N.B. The documentation for Enumerable#sum
(which is implemented by Range
) does not say anything about lazy evaluation or anything along those lines.
Short answer
For an integer range :
-
Enumerable#sum
returns(range.max-range.min+1)*(range.max+range.min)/2
-
Enumerable#inject(:+)
iterates over every element.
Theory
The sum of integers between 1 and n
is called a triangular number, and is equal to n*(n+1)/2
.
The sum of integers between n
and m
is the triangular number of m
minus the triangular number of n-1
, which is equal to m*(m+1)/2-n*(n-1)/2
, and can be written (m-n+1)*(m+n)/2
.
Enumerable#sum in Ruby 2.4
This property in used in Enumerable#sum
for integer ranges :
if (RTEST(rb_range_values(obj, &beg, &end, &excl))) {
if (!memo.block_given && !memo.float_value &&
(FIXNUM_P(beg) || RB_TYPE_P(beg, T_BIGNUM)) &&
(FIXNUM_P(end) || RB_TYPE_P(end, T_BIGNUM))) {
return int_range_sum(beg, end, excl, memo.v);
}
}
int_range_sum
looks like this :
VALUE a;
a = rb_int_plus(rb_int_minus(end, beg), LONG2FIX(1));
a = rb_int_mul(a, rb_int_plus(end, beg));
a = rb_int_idiv(a, LONG2FIX(2));
return rb_int_plus(init, a);
which is equivalent to:
(range.max-range.min+1)*(range.max+range.min)/2
the aforementioned equality!
Complexity
Thanks a lot to @k_g and @Hynek-Pichi-Vychodil for this part!
sum
(1...1000000000000000000000000000000).sum
requires three additions, a multiplication, a substraction and a division.
It's a constant number of operations, but multiplication is O((log n)²), so Enumerable#sum
is O((log n)²) for an integer range.
inject
(1...1000000000000000000000000000000).inject(:+)
requires 999999999999999999999999999998 additions!

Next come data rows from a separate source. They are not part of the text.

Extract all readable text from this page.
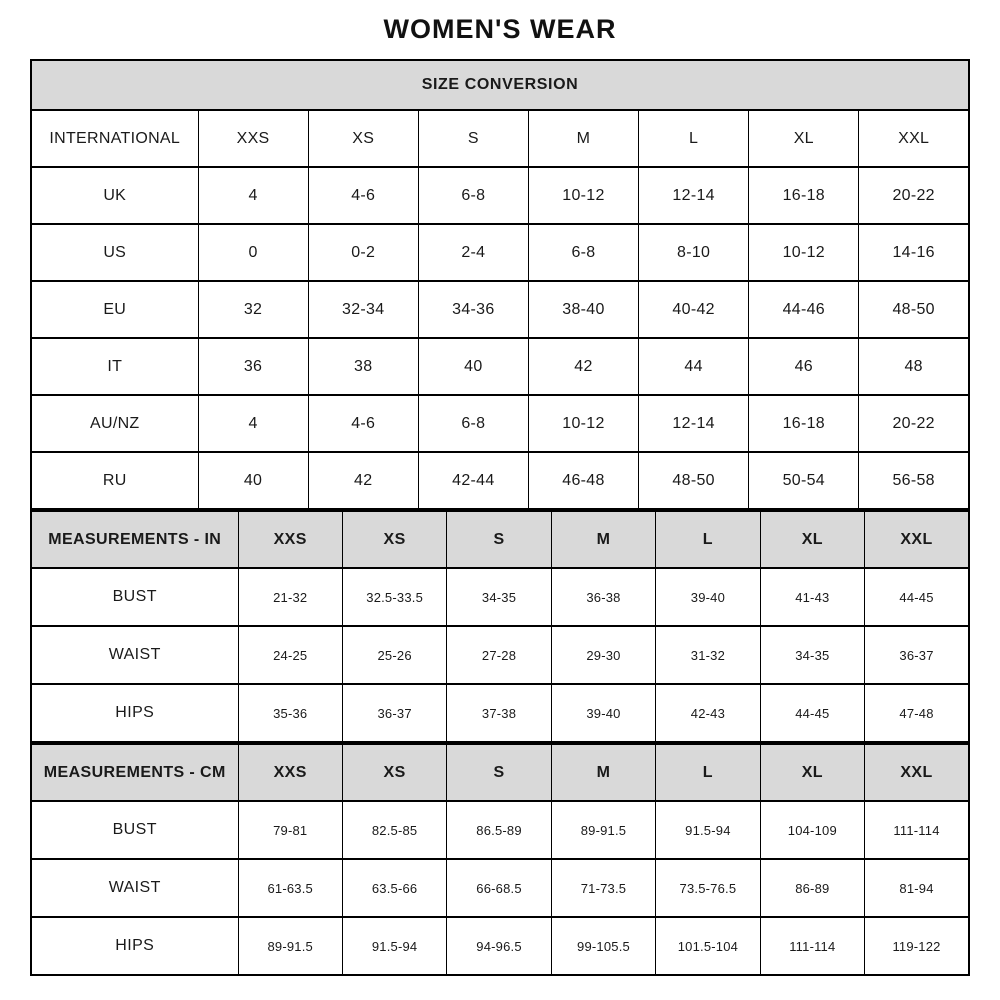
WOMEN'S WEAR
SIZE CONVERSION							
INTERNATIONAL	XXS	XS	S	M	L	XL	XXL
UK	4	4-6	6-8	10-12	12-14	16-18	20-22
US	0	0-2	2-4	6-8	8-10	10-12	14-16
EU	32	32-34	34-36	38-40	40-42	44-46	48-50
IT	36	38	40	42	44	46	48
AU/NZ	4	4-6	6-8	10-12	12-14	16-18	20-22
RU	40	42	42-44	46-48	48-50	50-54	56-58
MEASUREMENTS - IN	XXS	XS	S	M	L	XL	XXL
BUST	21-32	32.5-33.5	34-35	36-38	39-40	41-43	44-45
WAIST	24-25	25-26	27-28	29-30	31-32	34-35	36-37
HIPS	35-36	36-37	37-38	39-40	42-43	44-45	47-48
MEASUREMENTS - CM	XXS	XS	S	M	L	XL	XXL
BUST	79-81	82.5-85	86.5-89	89-91.5	91.5-94	104-109	111-114
WAIST	61-63.5	63.5-66	66-68.5	71-73.5	73.5-76.5	86-89	81-94
HIPS	89-91.5	91.5-94	94-96.5	99-105.5	101.5-104	111-114	119-122
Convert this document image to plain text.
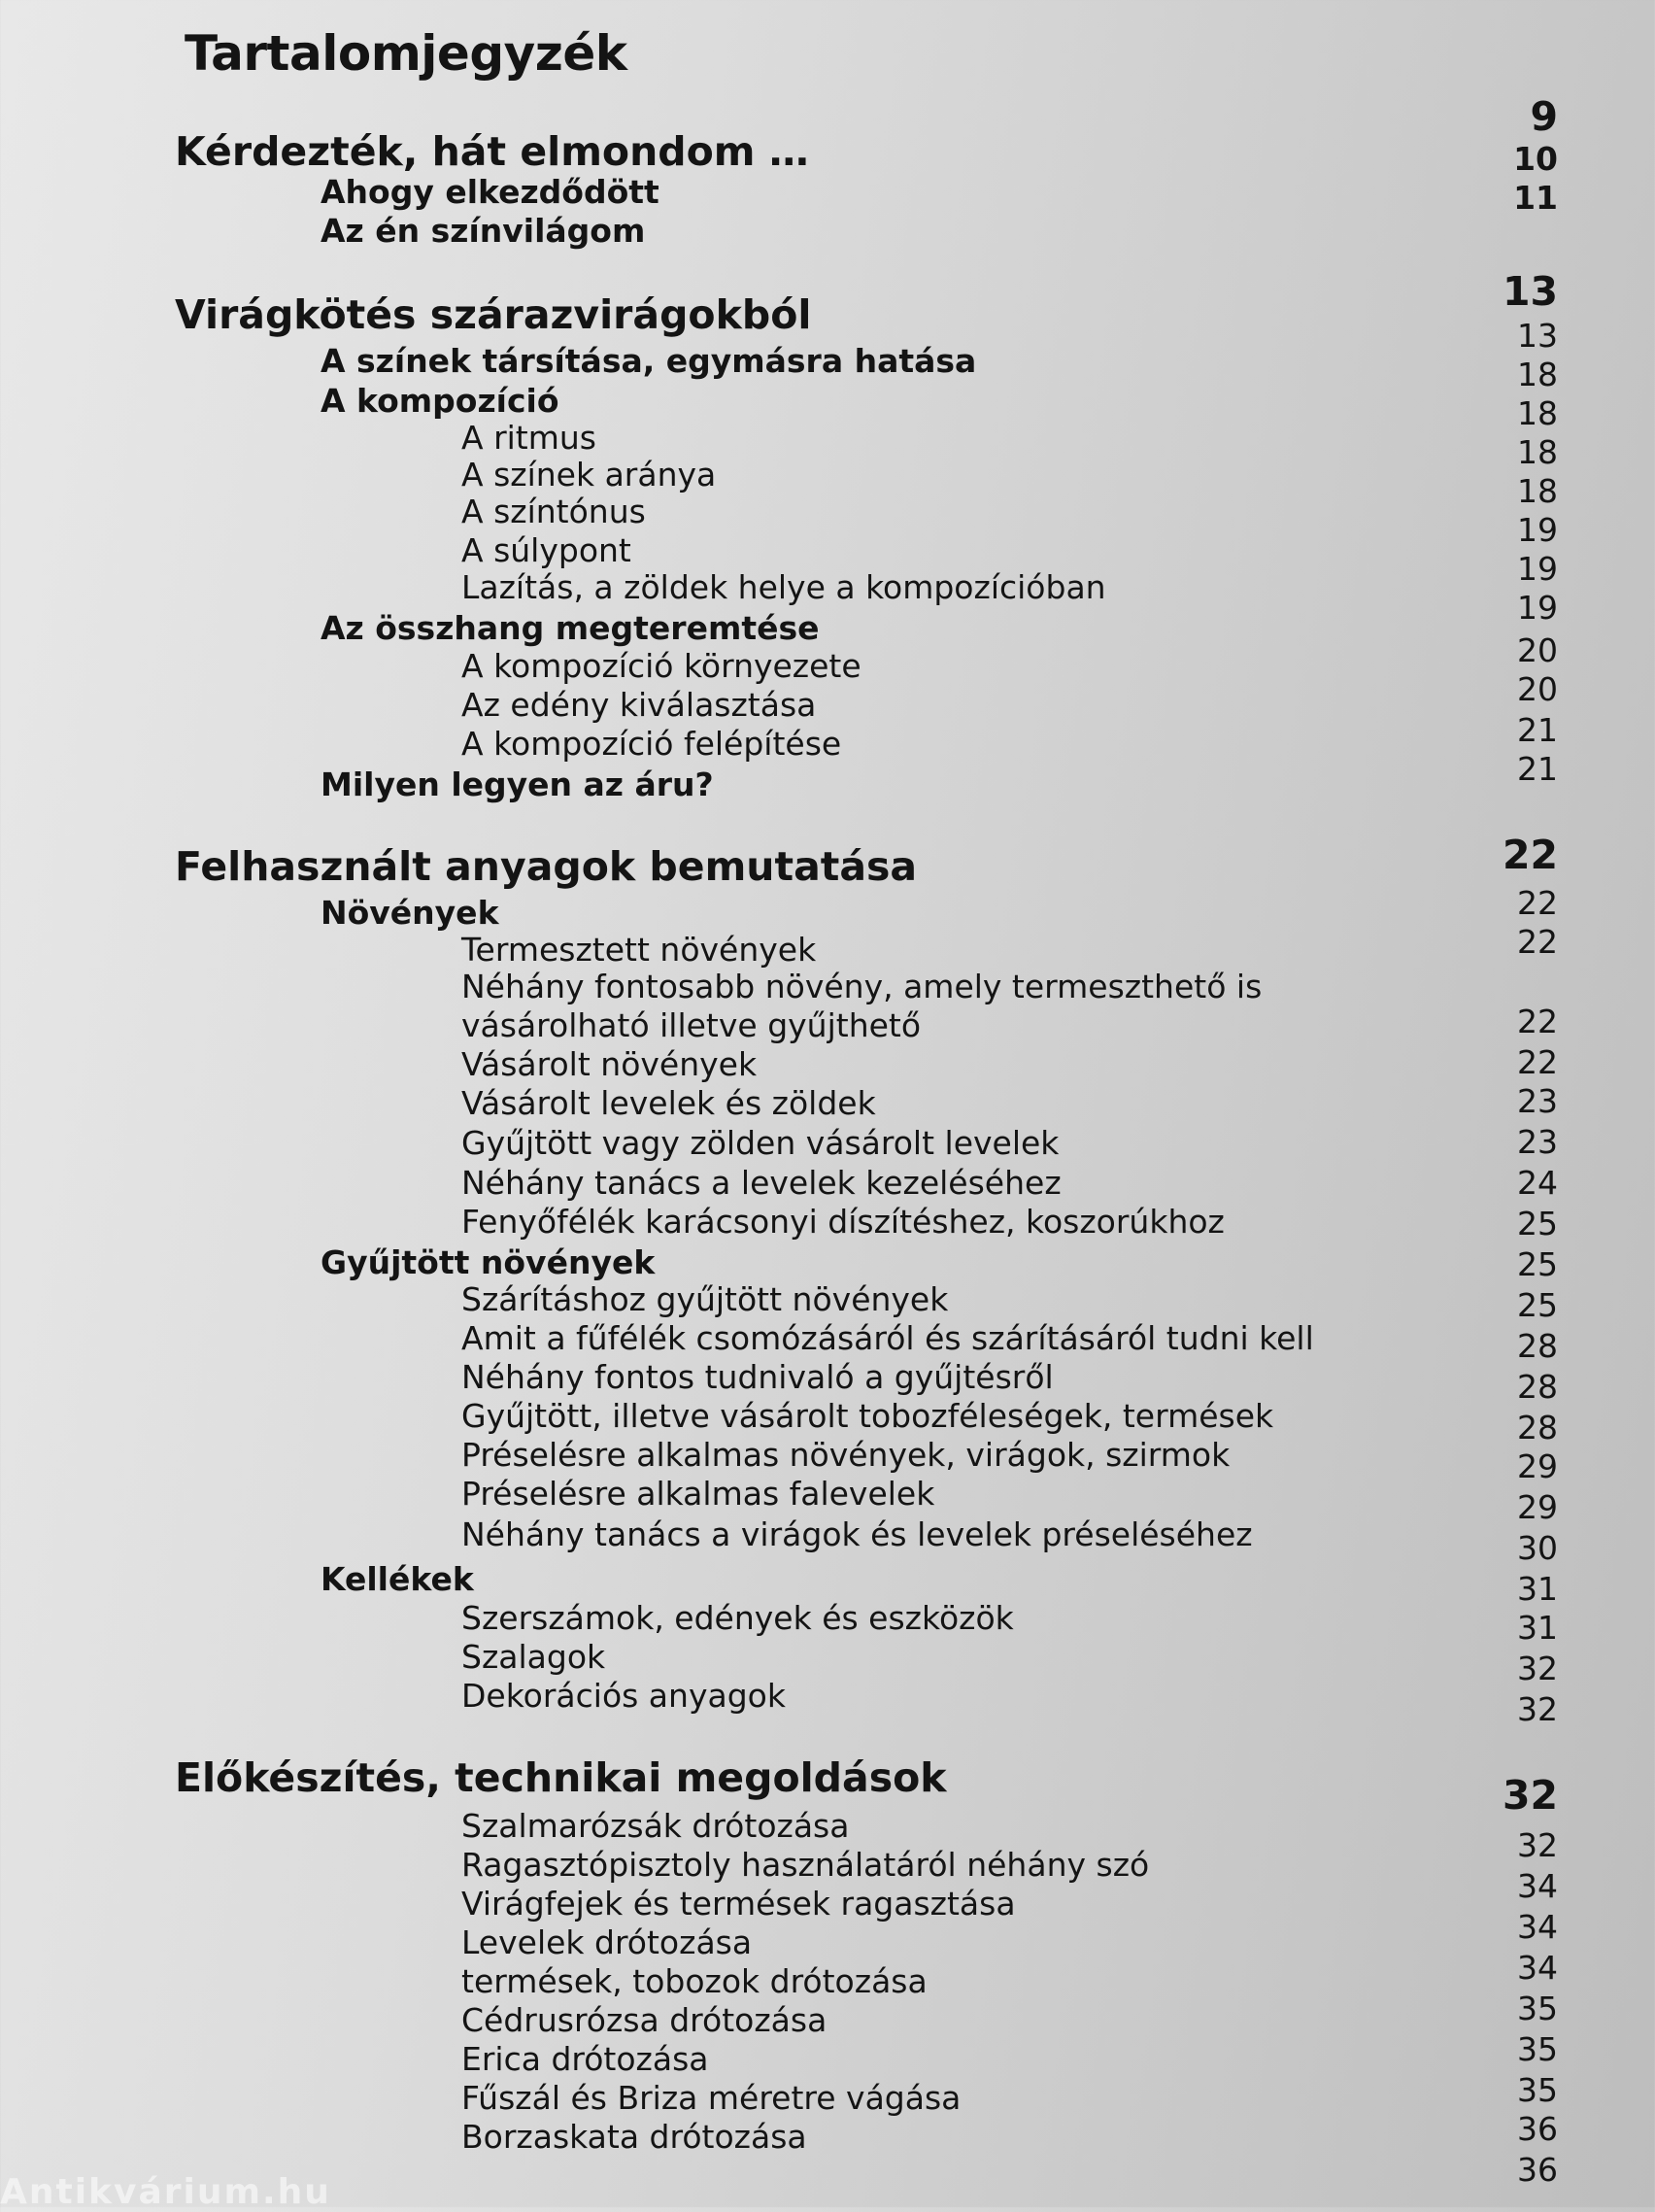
Tartalomjegyzék
Kérdezték, hát elmondom …
Ahogy elkezdődött
Az én színvilágom
Virágkötés szárazvirágokból
A színek társítása, egymásra hatása
A kompozíció
A ritmus
A színek aránya
A színtónus
A súlypont
Lazítás, a zöldek helye a kompozícióban
Az összhang megteremtése
A kompozíció környezete
Az edény kiválasztása
A kompozíció felépítése
Milyen legyen az áru?
Felhasznált anyagok bemutatása
Növények
Termesztett növények
Néhány fontosabb növény, amely termeszthető is
vásárolható illetve gyűjthető
Vásárolt növények
Vásárolt levelek és zöldek
Gyűjtött vagy zölden vásárolt levelek
Néhány tanács a levelek kezeléséhez
Fenyőfélék karácsonyi díszítéshez, koszorúkhoz
Gyűjtött növények
Szárításhoz gyűjtött növények
Amit a fűfélék csomózásáról és szárításáról tudni kell
Néhány fontos tudnivaló a gyűjtésről
Gyűjtött, illetve vásárolt tobozféleségek, termések
Préselésre alkalmas növények, virágok, szirmok
Préselésre alkalmas falevelek
Néhány tanács a virágok és levelek préseléséhez
Kellékek
Szerszámok, edények és eszközök
Szalagok
Dekorációs anyagok
Előkészítés, technikai megoldások
Szalmarózsák drótozása
Ragasztópisztoly használatáról néhány szó
Virágfejek és termések ragasztása
Levelek drótozása
termések, tobozok drótozása
Cédrusrózsa drótozása
Erica drótozása
Fűszál és Briza méretre vágása
Borzaskata drótozása
9
10
11
13
13
18
18
18
18
19
19
19
20
20
21
21
22
22
22
22
22
23
23
24
25
25
25
28
28
28
29
29
30
31
31
32
32
32
32
34
34
34
35
35
35
36
36
Antikvárium.hu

Addition is O(log n), so Enumerable#inject
is O(n log n).
With 1E30
as input, inject
with never return. The sun will explode long before!
Test
It's easy to check if Ruby Integers are being added :
module AdditionInspector
def +(b)
puts "Calculating #{self}+#{b}"
super
end
end
class Integer
prepend AdditionInspector
end
puts (1..5).sum
#=> 15
puts (1..5).inject(:+)
# Calculating 1+2
# Calculating 3+3
# Calculating 6+4
# Calculating 10+5
#=> 15
Indeed, from enum.c
comments :
Enumerable#sum
method may not respect method redefinition of"+"
methods such asInteger#+
.